Instance mode routes NLB traffic to node ports first, then kube-proxy forwards traffic to pods. IP mode routes directly to pod IPs and is usually the better fit when VPC CNI is available.

Channel Services

Channel Services should use the mux controller load balancer class, not service.k8s.aws/nlb. Replace mux.svc-mux with the mux Service name and namespace you chose:

apiVersion: v1
kind: Service
metadata:
  name: my-service
  namespace: my-namespace
spec:
  type: LoadBalancer
  loadBalancerClass: svc-mux.nowake.ai/mux.svc-mux
  allocateLoadBalancerNodePorts: false
  selector:
    app: my-app
  ports:
    - name: p2p
      port: 30303
      targetPort: 30303

By default, the controller uses each channel spec.ports[].port as the mux external port and mirrors the channel endpoints onto the mux Service. Channel Services should normally set allocateLoadBalancerNodePorts: false; the mux Service is the only Service that needs provider-facing load balancer plumbing.

If the desired public mux port is already in spec.ports[].port, no external-ports annotation is needed. For the full port model, see Channel Service manual.

To expose a different mux port without changing the channel Service port, add the configured API prefix annotation:

metadata:
  annotations:
    svc-mux.nowake.ai/external-ports: "p2p:30304"

Each (external port, protocol) pair can be used by only one channel on the same mux. For automatic assignment, configure defaultLoadBalancer.portRange on the mux and request auto on the channel:

defaultLoadBalancer:
  portRange: "20000-20099"
  # Optional per-mux override. Defaults to <mux-name>-port-allocations.
  allocationConfigMapName: ""

metadata:
  annotations:
    svc-mux.nowake.ai/external-ports: "p2p:auto"

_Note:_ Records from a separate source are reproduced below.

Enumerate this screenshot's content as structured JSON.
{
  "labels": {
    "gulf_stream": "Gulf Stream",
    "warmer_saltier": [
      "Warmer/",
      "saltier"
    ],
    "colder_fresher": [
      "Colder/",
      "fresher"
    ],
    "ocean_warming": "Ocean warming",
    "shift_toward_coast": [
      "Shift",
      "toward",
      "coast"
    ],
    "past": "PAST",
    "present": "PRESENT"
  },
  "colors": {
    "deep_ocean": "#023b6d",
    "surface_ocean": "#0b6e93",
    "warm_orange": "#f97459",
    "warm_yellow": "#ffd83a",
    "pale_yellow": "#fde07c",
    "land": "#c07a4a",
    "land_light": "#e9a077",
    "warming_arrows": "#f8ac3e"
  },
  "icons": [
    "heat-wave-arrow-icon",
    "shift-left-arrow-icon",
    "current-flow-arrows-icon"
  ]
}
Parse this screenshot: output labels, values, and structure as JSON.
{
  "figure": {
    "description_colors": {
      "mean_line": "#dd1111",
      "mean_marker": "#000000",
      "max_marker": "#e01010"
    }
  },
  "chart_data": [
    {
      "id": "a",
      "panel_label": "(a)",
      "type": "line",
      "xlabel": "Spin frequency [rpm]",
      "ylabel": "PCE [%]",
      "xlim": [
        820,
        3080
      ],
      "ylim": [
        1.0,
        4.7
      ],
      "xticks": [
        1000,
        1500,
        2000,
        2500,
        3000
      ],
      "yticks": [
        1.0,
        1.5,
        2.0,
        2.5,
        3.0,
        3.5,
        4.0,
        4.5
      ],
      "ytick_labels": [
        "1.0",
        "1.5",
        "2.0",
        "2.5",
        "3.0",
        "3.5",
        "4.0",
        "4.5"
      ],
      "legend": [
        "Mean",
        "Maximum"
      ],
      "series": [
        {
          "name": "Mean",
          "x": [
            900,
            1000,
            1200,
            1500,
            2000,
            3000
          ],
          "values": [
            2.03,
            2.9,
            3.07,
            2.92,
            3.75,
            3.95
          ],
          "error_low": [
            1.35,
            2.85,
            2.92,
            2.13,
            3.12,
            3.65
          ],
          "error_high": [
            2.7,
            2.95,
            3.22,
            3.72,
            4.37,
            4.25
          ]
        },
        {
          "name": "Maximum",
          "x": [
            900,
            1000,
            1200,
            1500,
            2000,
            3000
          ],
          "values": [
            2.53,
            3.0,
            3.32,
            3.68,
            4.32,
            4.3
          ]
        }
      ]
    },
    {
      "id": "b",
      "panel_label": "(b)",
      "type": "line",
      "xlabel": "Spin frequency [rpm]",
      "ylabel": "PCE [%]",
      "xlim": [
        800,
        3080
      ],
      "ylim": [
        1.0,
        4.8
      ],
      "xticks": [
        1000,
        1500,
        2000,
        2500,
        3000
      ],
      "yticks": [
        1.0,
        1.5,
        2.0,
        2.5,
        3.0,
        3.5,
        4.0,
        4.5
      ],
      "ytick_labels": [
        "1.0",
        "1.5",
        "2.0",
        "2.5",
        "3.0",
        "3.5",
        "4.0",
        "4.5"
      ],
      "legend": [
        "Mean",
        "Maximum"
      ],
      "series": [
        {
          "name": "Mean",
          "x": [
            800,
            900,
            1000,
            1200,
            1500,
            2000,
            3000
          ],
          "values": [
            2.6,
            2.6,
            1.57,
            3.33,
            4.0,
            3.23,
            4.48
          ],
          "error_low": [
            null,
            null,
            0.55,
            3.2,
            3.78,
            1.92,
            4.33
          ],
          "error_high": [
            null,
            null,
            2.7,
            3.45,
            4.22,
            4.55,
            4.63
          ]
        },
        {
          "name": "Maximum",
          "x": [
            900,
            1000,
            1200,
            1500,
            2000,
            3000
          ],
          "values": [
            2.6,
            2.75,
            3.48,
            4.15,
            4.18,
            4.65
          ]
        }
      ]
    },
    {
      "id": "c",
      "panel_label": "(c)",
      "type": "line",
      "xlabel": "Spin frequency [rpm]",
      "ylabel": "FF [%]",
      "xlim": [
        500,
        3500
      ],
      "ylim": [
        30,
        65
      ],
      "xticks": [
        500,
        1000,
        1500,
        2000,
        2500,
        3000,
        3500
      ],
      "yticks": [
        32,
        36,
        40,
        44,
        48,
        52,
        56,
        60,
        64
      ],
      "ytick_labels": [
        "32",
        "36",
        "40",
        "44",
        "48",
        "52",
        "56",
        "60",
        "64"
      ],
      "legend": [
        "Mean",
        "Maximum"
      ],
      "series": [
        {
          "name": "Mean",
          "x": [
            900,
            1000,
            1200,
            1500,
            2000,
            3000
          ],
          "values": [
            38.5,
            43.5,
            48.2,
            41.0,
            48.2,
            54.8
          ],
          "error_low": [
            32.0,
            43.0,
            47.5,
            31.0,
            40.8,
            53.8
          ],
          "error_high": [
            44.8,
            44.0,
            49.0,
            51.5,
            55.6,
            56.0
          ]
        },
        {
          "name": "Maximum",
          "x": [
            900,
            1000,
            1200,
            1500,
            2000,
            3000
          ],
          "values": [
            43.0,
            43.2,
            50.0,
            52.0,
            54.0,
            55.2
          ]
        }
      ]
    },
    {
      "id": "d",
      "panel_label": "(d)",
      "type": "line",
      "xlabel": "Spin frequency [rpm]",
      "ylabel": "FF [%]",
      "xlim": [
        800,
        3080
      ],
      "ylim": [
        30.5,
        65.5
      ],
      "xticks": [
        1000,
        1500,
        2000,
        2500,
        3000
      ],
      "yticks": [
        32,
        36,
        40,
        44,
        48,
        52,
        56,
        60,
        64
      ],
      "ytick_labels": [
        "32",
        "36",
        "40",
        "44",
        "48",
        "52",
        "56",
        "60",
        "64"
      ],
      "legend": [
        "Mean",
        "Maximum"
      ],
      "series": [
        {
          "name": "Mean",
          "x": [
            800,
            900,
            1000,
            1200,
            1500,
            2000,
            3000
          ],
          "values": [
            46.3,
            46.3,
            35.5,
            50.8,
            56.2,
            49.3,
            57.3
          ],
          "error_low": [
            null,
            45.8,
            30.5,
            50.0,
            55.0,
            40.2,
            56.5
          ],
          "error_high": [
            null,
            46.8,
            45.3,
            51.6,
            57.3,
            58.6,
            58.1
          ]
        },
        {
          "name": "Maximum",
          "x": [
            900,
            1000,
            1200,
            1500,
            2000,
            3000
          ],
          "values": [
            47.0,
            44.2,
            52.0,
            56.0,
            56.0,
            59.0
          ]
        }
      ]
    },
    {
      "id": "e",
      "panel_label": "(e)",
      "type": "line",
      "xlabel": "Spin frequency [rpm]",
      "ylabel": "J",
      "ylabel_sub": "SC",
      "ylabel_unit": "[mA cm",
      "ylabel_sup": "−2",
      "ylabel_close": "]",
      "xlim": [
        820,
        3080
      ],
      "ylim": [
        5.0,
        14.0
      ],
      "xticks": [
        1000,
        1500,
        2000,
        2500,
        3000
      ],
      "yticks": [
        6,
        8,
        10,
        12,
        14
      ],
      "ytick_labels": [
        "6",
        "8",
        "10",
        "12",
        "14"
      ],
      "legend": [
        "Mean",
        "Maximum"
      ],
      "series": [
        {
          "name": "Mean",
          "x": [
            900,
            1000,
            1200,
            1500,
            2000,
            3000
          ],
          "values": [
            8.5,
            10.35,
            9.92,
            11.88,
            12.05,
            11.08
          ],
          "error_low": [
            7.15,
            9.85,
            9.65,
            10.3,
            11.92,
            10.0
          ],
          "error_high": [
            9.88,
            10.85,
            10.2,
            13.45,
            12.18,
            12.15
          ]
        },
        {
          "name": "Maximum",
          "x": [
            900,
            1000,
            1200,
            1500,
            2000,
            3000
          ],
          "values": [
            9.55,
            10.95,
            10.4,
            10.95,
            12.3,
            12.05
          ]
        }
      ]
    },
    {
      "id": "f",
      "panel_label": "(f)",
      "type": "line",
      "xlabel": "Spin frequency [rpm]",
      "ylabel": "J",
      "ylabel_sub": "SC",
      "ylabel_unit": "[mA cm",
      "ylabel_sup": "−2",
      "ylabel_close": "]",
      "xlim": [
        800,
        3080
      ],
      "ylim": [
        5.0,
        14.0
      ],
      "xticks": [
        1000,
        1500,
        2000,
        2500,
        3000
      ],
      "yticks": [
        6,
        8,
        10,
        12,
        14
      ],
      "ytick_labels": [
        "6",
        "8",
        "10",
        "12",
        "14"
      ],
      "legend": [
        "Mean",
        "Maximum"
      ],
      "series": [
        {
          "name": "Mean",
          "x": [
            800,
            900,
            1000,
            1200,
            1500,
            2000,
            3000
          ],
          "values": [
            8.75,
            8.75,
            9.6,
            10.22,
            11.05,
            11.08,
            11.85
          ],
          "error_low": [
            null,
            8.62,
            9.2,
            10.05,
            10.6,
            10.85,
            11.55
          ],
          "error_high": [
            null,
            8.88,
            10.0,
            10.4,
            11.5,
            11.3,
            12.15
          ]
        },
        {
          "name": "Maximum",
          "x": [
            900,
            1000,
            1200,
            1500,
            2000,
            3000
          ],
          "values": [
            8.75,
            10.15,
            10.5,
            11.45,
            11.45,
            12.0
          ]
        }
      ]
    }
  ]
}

Automatic assignments and static port claims are stored in one state ConfigMap per mux so mappings remain stable across controller restarts and GitOps re-application without coupling unrelated muxes to the same object size or update stream. Do not reuse the same state ConfigMap name for multiple muxes. Conflicts are reported with a MuxPortConflict event.

Troubleshooting

Check the mux Service and events:

kubectl describe svc mux -n svc-mux
kubectl get events -n svc-mux --sort-by=.lastTimestamp

Check controller logs:

kubectl logs -n svc-mux -l app.kubernetes.io/name=svc-mux -f

Common issues:

• The mux Service must use loadBalancerClass: service.k8s.aws/nlb; channel Services must use the Service LoadBalancer Multiplexer class.
• For ip target type, pod IPs must be routable in the VPC through Amazon VPC CNI.
• For instance target type on the mux Service, allocateLoadBalancerNodePorts must stay enabled or NodePorts must be allocated manually. Channel Services can still keep allocateLoadBalancerNodePorts: false because their NodePorts are not used for mux port selection.
• For static public IPs, the NLB must be internet-facing and the EIP allocation count must match the selected subnets.
• AWS Load Balancer Controller manages frontend and backend security groups in current versions. If targets are unhealthy, inspect the target group health reason, NLB security groups, backend security group rules, and subnet tags before manually adding broad security group rules.